Exercise: A key part of managing your PCOS

by | Sep 11, 2017 | Exercise

Exercise is important for everyone but is particularly important if you have PCOS. Regular exercise will help you to achieve and maintain a healthy weight and also improves insulin resistance and reduces diabetes, heart disease and cancer risk.

Exercising regularly also lifts your mood, reduces anxiety and depression, increases strength and flexibility, improves fitness and gives you more energy to get through the day. Plenty of good reasons to get started!
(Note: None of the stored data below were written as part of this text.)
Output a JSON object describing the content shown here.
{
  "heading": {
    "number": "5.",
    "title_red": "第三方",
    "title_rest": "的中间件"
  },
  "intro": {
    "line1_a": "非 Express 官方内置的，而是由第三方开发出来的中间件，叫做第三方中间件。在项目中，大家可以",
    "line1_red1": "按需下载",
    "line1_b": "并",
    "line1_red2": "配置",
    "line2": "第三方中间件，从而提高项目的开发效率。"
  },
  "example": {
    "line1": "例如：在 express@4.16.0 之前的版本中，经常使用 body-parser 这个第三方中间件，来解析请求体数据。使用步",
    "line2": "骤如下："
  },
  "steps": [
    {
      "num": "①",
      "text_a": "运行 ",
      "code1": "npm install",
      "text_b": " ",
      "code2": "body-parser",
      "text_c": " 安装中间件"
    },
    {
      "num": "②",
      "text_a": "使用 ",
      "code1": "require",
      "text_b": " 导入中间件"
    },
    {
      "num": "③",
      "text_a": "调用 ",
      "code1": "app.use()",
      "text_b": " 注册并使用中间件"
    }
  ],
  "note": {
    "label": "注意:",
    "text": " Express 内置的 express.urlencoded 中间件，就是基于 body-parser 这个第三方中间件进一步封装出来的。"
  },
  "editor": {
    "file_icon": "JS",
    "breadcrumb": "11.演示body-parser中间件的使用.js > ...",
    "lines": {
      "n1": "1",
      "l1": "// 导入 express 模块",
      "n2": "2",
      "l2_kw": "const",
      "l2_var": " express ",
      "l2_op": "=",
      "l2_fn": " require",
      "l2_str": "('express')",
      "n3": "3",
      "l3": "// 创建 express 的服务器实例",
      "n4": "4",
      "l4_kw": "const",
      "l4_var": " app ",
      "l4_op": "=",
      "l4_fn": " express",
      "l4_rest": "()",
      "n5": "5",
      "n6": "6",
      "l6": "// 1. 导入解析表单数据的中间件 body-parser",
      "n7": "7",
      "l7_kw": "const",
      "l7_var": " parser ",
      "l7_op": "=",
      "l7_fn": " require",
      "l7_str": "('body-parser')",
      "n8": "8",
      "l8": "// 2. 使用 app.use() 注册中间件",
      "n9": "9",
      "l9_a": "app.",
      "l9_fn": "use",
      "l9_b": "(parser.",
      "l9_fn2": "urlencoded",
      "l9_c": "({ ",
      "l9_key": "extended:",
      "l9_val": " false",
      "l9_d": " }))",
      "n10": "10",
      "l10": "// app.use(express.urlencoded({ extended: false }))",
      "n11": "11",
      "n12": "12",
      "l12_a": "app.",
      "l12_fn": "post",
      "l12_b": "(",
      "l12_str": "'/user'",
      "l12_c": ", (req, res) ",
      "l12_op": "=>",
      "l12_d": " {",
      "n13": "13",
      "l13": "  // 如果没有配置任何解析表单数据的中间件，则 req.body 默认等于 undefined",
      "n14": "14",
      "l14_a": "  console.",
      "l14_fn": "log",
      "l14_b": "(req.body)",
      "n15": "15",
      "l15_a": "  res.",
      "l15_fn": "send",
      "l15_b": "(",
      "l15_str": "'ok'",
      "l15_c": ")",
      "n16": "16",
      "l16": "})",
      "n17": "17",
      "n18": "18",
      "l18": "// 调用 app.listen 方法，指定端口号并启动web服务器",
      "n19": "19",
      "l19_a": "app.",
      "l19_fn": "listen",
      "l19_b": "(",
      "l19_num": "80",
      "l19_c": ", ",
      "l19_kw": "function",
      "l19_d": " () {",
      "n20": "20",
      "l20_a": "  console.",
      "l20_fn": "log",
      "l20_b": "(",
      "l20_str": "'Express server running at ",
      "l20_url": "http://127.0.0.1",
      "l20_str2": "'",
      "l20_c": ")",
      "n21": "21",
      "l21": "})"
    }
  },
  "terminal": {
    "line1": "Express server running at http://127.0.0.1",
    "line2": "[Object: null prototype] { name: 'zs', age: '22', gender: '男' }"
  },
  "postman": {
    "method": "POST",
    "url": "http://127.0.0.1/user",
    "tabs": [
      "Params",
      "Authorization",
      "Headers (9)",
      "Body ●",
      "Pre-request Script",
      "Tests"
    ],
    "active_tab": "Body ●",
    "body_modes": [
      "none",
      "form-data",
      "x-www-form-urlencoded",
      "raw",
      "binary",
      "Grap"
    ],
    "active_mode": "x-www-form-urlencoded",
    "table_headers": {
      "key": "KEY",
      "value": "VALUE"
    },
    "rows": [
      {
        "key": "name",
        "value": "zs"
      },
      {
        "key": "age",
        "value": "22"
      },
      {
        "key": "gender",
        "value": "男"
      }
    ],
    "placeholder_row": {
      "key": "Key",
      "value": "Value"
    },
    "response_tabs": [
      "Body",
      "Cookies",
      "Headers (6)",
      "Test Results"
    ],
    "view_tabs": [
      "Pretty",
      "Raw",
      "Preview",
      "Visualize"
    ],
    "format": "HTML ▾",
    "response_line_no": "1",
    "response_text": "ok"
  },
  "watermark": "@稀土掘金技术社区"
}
What Should I Do and How Much?

  • Ideally you should try to fit in some activity on most days. Research has shown that just 30 minutes of moderate-intensity exercise can help improve your health, in particular reducing your risk of heart disease and diabetes. This 30 minutes can even be broken down into 2 sessions of 15 minutes or 3 sessions of 10 minutes and you will still see benefits.
  • For weight loss, however, it may be a different story, particularly for women. Some research suggests that many women need to exercise for up to an hour each day to assist with weight loss.
  • While aerobic exercise is generally thought of as the most effective for ‘fat-burning’, combining aerobic exercise with resistance training may give you even better results.
  • Including high intensity intervals in your exercise program can produce better results for fat loss and improving insulin resistance – this means building in short bursts of high intensity exercise throughout your workout
  • Resistance training (also called strength training or weight training) helps to build muscle and increase your metabolism, assisting with weight loss. There’s also research to show the benefits of resistance training for improving insulin resistance, improving blood glucose levels in people with diabetes and reducing cardiovascular risk factors.
  • A balanced exercise plan will include aerobic, resistance and flexibility/stretching exercises and is likely to get you the best results.
  • Variety is important if you want to see results, as the body becomes efficient at anything it does repeatedly and after a while you stop seeing the results you initially got by doing what you are doing now.

If you have PCOS and need more help getting started with exercise, speak to your doctor about getting a referral to an Accredited Exercise Physiologist who can help to develop an exercise program specific to your needs.